ISSN 1849-9031 (Online)

ISSN 1849-8922    (Print)

Type 2 diabetes and osteoporosis: Current knowledge.
Ivo Dumic-Cule, Gordana Ivanac, Tomo Lucijanic, Dajana Katicic, Ivana Jurin, Duje Birkic, Dario Rahelic, Kristina Blaslov.


Although bone health is primarily associated with age, recent studies have shown that individuals with diabetes mellitus (DM) have up to 6 times higher incidence of osteoporotic fractures compared to the general population. So far, there is no single entity for this condition, primarily due to the different mechanisms of development in type 1 DM (T1DM) and type 2 DM (T2DM), as well as different mechanisms of osteoporosis development. Diabetes affects bone metabolism by various mechanisms including changes in insulin concentration, insulin-like growth factor-1 (IGF-1), and amylin.
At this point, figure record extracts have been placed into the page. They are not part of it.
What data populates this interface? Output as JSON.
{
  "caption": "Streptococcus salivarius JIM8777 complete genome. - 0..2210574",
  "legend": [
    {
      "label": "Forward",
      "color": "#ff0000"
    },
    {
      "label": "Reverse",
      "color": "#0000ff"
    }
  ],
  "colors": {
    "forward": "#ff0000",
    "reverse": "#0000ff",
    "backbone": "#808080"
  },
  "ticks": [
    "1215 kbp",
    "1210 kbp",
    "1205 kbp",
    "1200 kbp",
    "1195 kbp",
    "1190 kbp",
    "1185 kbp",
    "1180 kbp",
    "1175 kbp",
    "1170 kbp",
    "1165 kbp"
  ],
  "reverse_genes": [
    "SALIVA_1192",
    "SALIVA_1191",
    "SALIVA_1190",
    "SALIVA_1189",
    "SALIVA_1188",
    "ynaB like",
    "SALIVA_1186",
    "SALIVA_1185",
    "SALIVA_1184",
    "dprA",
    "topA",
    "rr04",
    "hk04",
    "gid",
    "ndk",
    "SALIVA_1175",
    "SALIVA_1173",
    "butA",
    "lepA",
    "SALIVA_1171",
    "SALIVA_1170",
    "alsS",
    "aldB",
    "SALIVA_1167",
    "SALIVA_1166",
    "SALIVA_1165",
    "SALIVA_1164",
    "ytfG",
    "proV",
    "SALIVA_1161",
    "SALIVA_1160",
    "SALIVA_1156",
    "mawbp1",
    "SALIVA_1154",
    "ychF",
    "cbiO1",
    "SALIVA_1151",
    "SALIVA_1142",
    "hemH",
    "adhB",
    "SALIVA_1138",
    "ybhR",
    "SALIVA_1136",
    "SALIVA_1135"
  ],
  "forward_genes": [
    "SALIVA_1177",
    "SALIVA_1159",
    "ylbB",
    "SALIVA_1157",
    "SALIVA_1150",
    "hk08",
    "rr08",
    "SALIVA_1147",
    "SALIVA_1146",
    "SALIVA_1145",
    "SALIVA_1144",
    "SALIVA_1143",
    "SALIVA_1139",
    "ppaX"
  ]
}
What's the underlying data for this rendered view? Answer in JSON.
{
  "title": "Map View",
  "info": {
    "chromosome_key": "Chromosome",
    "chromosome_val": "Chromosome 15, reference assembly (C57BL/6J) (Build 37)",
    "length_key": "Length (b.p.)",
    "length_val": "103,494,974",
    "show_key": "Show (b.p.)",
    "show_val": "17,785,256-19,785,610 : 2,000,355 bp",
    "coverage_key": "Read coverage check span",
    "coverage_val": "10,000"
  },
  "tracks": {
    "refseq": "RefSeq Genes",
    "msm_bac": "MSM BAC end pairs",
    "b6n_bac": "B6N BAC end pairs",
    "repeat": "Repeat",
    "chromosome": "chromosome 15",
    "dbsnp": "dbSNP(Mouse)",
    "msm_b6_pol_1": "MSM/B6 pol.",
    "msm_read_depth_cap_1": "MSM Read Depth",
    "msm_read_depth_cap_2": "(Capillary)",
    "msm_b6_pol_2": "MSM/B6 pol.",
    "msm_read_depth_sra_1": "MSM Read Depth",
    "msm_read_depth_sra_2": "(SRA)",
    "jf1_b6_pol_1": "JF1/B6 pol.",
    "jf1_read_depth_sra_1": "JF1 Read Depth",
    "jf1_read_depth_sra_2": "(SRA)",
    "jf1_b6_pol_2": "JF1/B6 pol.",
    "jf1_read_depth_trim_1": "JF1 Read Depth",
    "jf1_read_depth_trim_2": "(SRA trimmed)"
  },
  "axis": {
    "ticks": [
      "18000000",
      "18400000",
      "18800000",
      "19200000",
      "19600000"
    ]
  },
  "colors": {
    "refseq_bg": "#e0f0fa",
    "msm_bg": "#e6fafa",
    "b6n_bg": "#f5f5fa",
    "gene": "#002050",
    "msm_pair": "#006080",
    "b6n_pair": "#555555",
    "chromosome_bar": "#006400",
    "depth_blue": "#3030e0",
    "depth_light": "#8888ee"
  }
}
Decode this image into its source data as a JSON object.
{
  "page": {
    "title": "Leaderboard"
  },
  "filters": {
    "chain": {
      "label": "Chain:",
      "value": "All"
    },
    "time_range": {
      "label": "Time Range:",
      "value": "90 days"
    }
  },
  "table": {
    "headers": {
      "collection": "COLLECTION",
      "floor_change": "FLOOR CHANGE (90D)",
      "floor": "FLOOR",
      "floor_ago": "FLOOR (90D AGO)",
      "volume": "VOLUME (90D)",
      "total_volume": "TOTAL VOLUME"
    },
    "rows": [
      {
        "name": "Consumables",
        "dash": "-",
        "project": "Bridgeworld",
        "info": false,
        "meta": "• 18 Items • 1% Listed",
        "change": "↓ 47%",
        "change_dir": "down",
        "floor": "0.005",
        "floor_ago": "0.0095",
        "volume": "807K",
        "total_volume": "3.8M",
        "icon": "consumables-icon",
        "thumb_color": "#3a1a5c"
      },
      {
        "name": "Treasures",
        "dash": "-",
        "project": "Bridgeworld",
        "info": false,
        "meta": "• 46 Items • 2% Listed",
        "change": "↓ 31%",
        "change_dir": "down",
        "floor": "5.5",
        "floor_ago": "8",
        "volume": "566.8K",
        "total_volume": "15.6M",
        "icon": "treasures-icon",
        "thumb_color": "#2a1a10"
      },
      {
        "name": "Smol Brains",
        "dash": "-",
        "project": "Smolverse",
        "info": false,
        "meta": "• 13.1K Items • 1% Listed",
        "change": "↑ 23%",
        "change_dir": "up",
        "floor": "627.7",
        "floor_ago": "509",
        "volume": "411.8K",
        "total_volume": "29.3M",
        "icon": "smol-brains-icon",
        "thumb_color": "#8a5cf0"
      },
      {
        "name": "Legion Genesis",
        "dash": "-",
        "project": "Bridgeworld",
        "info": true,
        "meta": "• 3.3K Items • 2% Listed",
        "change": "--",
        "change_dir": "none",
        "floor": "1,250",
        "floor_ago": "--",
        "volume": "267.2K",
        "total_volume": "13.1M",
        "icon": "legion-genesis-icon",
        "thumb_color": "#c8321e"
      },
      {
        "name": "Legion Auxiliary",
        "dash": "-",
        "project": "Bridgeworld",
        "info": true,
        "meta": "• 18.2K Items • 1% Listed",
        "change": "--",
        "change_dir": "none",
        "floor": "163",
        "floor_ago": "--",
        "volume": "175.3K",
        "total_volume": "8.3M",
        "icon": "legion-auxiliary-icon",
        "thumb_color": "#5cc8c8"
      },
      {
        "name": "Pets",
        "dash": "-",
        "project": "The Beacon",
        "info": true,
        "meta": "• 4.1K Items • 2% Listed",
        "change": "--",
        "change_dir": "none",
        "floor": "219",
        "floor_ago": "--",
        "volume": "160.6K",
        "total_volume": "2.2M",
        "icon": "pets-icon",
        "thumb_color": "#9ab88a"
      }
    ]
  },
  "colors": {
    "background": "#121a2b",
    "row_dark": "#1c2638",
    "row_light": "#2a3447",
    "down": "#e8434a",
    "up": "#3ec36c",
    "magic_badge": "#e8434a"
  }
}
Hyperinsulinemia (the predominant characteristic of the T2DM) can stimulate bone formation, whereas in contrast to hypothyroidism (the predominant characteristic of T1DM), both lead to bone density reduction. Chronic hyperglycemia leads to the creation and accumulation of advanced glycation end products (AGEs) in collagen. The aforementioned changes in the bone architecture, decreasing its strength and increasing its fragility. In addition, hyperglycemia leads to glycosuria resulting in hypercalciuria, leads to hypocalcemia, accelerated bone resorption, and thus contributes to osteoporosis. Finally, the microvascular complications of DM result in decreased blood flow to the bone and thus additionally contribute to the onset of osteoporosis. Here, we review the current knowledge in epidemiology, pathophysiology, diagnosis, and treatment of osteoporosis in diabetes.